Tuesday, October 02, 2012

and i thought i had a long trip


I am now back at the beach.

Babs asked me how the weather was this afternoon, but I wanted to avoid looking at the readings in the hope I could pretend it was not too bad.

It was.  Heat index of 101.  And it felt like it.  I guess that is why they call it "feels like."

The cooler weather was one of the things I enjoyed about the highlands.  And I guess I misjudged when the weather would cool down in Melaque.

The photograph at the top is the main street at 5:30 in the afternoon yesterday.  Usually a bustling time.  The lack of movement is a good indication of just how hot it was.

But the weather is not the only thing I will miss about colonial Mexico.  I am also going to miss the cultural events.

I sat next to a Mexican gentleman -- and I mean that in the kindest hidalgo sense of the word -- at several of the concerts in Pátzcuaro.  His knowledge of Mexican music shamed mine.  And his knowledge of European music was just as impressive.

His name is Edmundo Árciga. A relative of a local archbishop in the 1800s.  He is now retired.  But he has an interesting background.
 

He invited me to a lecture on his new book -- Iré Ticátame, El Pajaro Azul, Un Epopeya -- in Pátzcuaro on 13 October.  That is him on the right.

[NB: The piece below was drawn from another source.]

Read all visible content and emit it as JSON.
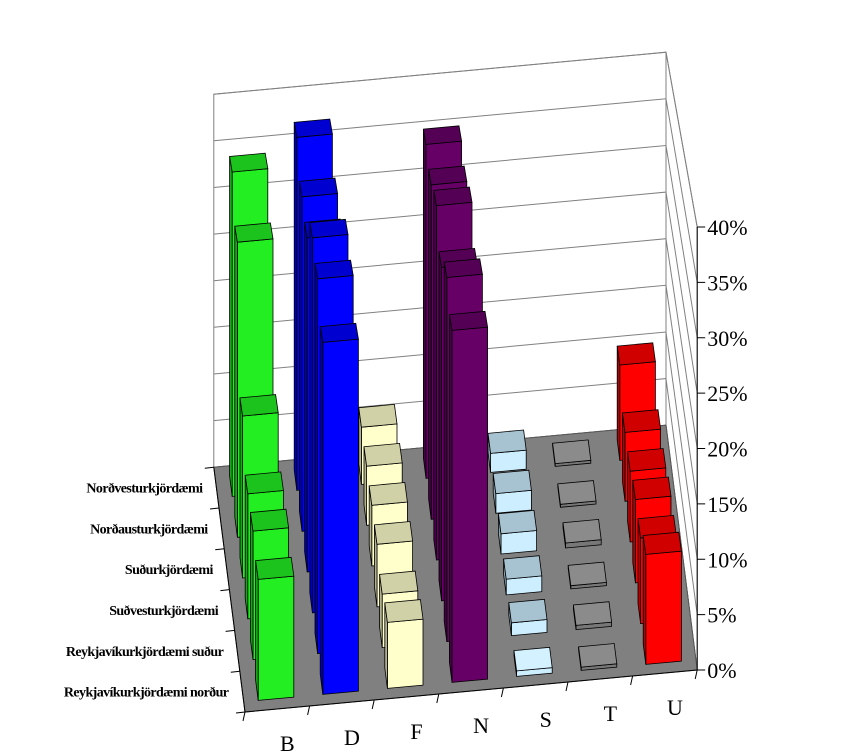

I would have enjoyed staying in Pátzcuaro solely for the lecture.  Señor Árciga has an interesting theory about the origin of the Purépecha -- the local tribe that ruled an empire centered on its capital at Tzintzuntzan on the shore of Lake
Pátzcuaro when the Spanish arrived.

Based on similarities of the Purépecha language and the Quecha language of South America, he argues that the Purépecha migrated to Mexico from South America.

The South America connection is not new.  A minority or archaeologists have argued there is an Incan connection with the monuments at Tzintzuntzan.  The style of buildings appear nowhere else other than the Inca culture.



But that is not Árciga's theory.  After all, monument similarities have been conjured up for years with very little evidence other than a common perceived look.

Unfortunately, the book is only published in Spanish -- for now.  There may be an English translation in the offing.  If there is interest.

I know I am interested.  For years, anthropolgists thought they knew exactly how the Indians traversed a Bering Strait land bridge and then spread through the Americas.

We now know that there were several migrations.  And not just north to south.  There is also some proof that the Indians encountered other settlers when they arrived in some areas.

This book will be another bit of spice to add to the ongoing discussion.

I just wish I could have been there.